Making Machine Learning Fast and Interpretable

Risk prediction can help direct treatment and interventions to patients who are most likely to benefit. The oblique random survival forest, a machine learning algorithm for risk prediction, has been used to develop a risk prediction algorithm for heart failure and to identify specific factors for adults who are black or white that drive predicted heart failure risk, with adverse social determinants of health being a major driver for adults who are black. This talk covers these topics and also introduces methods to increase the computational efficiency and interpretability of the oblique random survival forest.

Disseminating Prediction Methods

Statisticians are trained to develop novel statistical techniques that can be used to engage with complex problems. However, we are less likely to receive training in software development. Without efficiently coded algorithms, intuitive documentation, and friendly APIs, the methods we ‘share’ in our R packages may cause frustration and turn potential users away (possibly to a less valid method!). In this talk, I focus on efficiently writing the core algorithms in R packages using Rcpp. I share my experience developing R packages with statistical methods and present four ideas that have made a positive impact on my work.

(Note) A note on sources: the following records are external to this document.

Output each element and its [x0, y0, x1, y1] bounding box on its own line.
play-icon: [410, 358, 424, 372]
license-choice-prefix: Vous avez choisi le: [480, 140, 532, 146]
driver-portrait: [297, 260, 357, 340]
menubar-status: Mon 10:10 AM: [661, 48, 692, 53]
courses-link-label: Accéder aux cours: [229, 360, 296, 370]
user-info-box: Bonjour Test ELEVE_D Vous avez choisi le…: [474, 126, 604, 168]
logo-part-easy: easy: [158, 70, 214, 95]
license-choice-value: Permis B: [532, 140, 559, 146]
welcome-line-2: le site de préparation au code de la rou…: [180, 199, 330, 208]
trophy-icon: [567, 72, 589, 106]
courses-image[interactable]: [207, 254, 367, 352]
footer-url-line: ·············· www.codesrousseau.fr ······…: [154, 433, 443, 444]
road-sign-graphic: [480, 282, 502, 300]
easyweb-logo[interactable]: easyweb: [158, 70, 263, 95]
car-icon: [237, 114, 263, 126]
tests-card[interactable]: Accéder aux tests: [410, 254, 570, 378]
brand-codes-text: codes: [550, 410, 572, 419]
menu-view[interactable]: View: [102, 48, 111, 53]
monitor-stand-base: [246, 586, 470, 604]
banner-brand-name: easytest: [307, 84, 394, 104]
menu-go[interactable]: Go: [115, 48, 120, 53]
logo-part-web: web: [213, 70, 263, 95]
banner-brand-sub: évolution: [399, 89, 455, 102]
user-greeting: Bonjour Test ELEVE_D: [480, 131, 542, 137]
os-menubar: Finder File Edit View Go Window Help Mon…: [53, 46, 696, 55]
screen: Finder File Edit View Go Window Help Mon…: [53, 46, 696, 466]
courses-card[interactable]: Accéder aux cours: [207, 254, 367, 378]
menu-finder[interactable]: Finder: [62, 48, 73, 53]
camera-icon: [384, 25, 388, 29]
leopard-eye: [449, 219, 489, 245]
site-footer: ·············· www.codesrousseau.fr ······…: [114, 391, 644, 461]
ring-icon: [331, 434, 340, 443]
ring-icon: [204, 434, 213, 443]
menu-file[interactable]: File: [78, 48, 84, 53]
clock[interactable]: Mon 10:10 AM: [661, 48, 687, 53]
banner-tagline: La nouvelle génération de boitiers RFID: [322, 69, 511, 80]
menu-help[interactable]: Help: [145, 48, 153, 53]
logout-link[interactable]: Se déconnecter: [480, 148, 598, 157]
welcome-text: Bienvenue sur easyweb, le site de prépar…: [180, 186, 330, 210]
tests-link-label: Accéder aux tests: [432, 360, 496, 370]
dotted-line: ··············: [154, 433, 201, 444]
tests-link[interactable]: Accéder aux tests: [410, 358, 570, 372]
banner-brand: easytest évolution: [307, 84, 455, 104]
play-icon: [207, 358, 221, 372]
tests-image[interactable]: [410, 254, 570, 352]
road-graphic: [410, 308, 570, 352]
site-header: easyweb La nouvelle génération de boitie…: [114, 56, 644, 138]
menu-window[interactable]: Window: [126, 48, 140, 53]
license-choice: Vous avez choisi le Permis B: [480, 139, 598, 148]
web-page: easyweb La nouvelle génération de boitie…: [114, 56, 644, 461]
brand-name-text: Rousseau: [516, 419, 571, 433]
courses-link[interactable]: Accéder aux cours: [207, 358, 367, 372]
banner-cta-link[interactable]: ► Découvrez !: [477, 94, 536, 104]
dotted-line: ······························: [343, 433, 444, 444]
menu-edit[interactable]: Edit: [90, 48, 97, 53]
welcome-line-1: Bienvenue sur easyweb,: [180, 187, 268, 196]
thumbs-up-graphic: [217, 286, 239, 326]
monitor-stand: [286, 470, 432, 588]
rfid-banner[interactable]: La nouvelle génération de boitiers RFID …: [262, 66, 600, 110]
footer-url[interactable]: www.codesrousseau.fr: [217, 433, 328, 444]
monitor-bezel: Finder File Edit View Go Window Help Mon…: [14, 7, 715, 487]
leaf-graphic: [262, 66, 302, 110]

Happier version control with Git and GitHub

git and GitHub are fantastic tools for version control and collaboration. Data scientists have increasingly used GitHub as a platform for sharing their work and working together thanks to publicly available guides such as Jenny Bryan’s Happy git with R textbook. In this seminar, I walk through the basics of git and GitHub, beginning with the jargon of git and proceeding up through submitting pull requests on GitHub.